South Africa’s inflation rate declined to a two-month low, according to data released by Statistics South Africa.

Consumer prices rose by 5.3% year-on-year, down from 5.6% in February. While this decline may initially suggest a positive trend, analysts caution against premature optimism due to various economic factors at play.

The weakening of the South African rand against the dollar, coupled with drought conditions affecting staple crops like white corn and geopolitical tensions in the Middle East leading to rising oil prices, poses significant challenges.

These factors are expected to keep inflation relatively high and stubborn in the coming months, making policymakers hesitant to adjust borrowing costs.

Lesetja Kganyago, Governor of the South African Reserve Bank, reiterated the bank’s cautious stance on inflation pressures.

Despite the recent easing, inflation has consistently remained above the midpoint of the central bank’s target range of 3-6% since May 2021. Consequently, the bank has maintained the benchmark interest rate at 8.25% for nearly a year, aiming to anchor inflation expectations.

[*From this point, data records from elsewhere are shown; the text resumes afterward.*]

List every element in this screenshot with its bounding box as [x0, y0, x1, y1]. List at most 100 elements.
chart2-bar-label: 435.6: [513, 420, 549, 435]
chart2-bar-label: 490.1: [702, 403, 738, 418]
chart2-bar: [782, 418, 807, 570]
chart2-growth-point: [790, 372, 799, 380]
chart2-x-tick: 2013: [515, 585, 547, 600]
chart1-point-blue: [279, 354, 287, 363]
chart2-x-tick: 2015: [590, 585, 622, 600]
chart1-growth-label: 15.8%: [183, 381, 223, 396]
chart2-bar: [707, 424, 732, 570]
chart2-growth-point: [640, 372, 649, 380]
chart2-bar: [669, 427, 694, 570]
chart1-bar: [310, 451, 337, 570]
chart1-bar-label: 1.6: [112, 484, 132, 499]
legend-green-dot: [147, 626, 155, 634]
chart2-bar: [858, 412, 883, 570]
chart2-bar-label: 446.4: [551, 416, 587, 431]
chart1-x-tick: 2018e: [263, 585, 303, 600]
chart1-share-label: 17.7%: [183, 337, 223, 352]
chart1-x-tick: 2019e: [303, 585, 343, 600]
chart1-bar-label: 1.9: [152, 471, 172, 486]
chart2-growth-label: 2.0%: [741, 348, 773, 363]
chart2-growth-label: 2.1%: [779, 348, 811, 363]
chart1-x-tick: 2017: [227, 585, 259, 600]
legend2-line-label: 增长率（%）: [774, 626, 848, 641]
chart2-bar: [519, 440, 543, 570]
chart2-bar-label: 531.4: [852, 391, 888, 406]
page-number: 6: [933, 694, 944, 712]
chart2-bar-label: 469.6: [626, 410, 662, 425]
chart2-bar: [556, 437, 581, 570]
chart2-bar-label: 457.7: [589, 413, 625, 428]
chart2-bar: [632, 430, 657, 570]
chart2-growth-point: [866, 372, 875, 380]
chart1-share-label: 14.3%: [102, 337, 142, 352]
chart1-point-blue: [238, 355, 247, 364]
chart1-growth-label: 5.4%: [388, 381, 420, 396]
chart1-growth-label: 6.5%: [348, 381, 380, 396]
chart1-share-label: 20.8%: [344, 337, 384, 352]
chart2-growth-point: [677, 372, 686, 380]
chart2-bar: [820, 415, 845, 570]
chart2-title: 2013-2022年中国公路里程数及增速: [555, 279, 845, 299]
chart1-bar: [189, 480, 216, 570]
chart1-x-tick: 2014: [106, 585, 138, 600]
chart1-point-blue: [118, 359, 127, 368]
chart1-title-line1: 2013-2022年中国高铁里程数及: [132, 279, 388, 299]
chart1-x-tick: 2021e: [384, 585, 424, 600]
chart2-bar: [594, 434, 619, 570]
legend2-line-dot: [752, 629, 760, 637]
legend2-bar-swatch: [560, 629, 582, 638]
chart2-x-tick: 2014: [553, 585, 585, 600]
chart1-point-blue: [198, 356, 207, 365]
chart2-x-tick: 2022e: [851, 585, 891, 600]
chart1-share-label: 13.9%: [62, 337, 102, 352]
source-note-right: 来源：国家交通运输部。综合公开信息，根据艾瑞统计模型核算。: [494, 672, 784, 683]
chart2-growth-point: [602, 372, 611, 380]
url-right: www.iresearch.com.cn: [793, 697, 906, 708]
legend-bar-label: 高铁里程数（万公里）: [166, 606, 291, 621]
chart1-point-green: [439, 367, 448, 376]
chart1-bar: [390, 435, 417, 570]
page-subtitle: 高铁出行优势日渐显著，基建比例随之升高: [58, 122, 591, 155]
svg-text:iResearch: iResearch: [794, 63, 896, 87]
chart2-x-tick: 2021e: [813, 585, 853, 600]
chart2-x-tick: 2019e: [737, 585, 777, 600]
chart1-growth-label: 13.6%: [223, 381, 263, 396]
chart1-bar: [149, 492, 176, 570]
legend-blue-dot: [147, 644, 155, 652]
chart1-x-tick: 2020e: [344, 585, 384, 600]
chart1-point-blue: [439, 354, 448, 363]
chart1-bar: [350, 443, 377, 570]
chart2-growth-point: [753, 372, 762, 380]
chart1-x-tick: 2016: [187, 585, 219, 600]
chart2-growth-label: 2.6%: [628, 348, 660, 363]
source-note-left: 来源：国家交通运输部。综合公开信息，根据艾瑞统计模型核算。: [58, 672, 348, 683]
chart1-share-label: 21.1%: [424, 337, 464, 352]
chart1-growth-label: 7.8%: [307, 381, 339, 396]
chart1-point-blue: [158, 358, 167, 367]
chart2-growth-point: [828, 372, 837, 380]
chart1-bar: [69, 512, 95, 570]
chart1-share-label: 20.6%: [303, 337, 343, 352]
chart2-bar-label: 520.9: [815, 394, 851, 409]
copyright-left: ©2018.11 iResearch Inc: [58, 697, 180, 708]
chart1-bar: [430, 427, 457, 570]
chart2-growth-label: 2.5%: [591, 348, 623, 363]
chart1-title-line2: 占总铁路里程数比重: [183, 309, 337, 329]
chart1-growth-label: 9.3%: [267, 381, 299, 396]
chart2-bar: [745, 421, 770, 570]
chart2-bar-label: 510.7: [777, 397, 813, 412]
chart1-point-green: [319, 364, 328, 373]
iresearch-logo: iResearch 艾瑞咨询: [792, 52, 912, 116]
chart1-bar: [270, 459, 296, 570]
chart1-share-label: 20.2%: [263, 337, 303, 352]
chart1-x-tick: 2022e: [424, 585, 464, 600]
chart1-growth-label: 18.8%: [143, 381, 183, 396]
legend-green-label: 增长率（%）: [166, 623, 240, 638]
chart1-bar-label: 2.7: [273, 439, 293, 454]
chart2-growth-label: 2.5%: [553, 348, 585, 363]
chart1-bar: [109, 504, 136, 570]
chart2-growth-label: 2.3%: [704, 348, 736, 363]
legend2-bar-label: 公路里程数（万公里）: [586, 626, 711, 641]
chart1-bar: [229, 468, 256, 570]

While some traders speculate on potential interest rate hikes, forward-rate agreements indicate a low likelihood of such a move at the upcoming monetary policy committee meeting.

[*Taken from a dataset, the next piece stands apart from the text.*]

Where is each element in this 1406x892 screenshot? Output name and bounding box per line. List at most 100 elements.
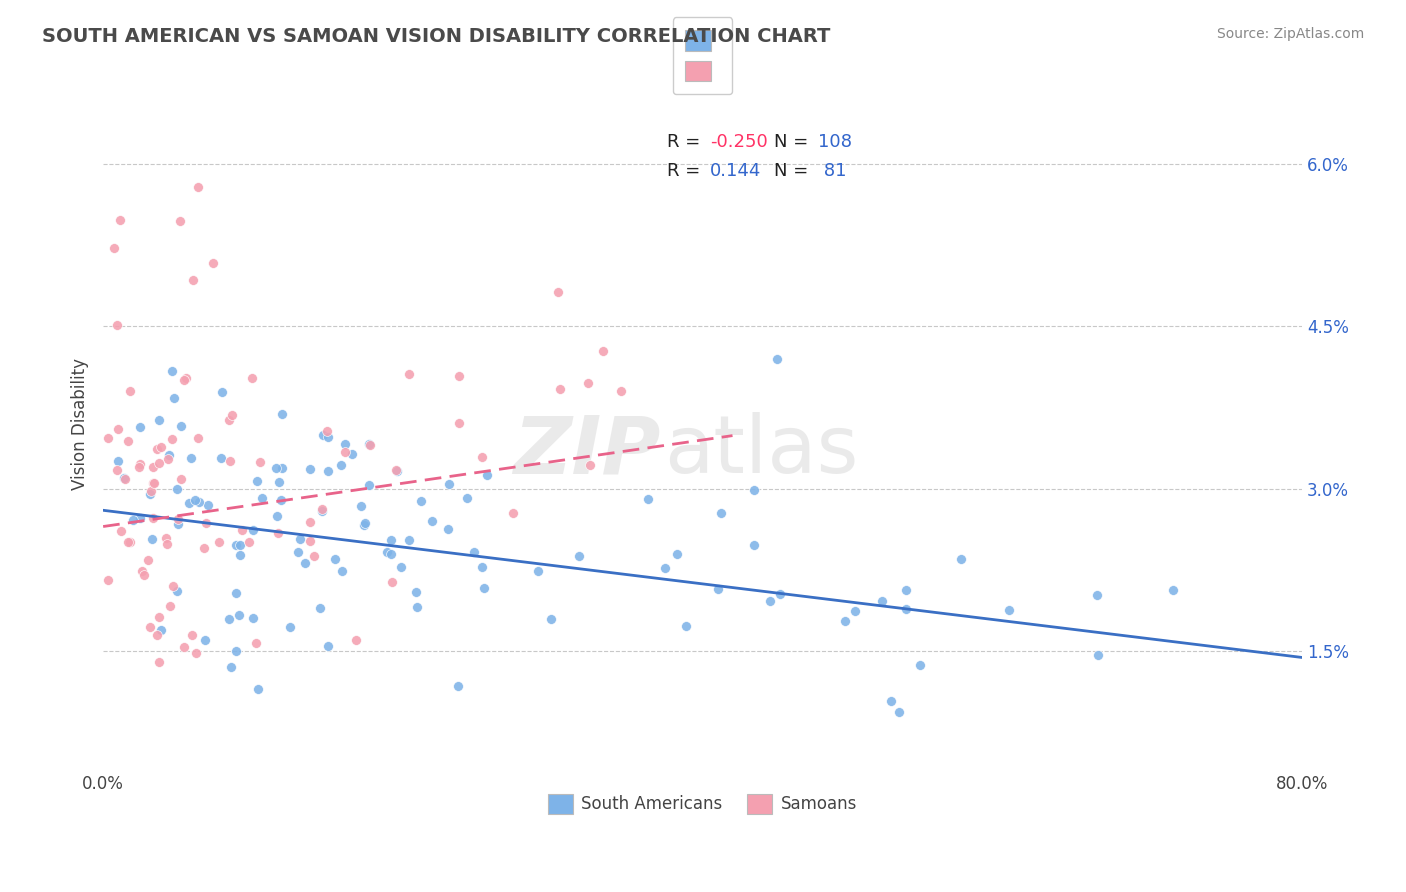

The yield on 10-year bonds also saw a marginal decline following the release of the inflation data.

March’s inflation decline was mainly attributed to lower prices in miscellaneous goods and services, education, health, and housing and utilities.

However, core inflation, which excludes volatile food and energy costs, remained relatively steady at 4.9%.

Overall, South Africa’s inflation trajectory underscores the delicate balance between economic recovery and inflation containment amid ongoing global uncertainties.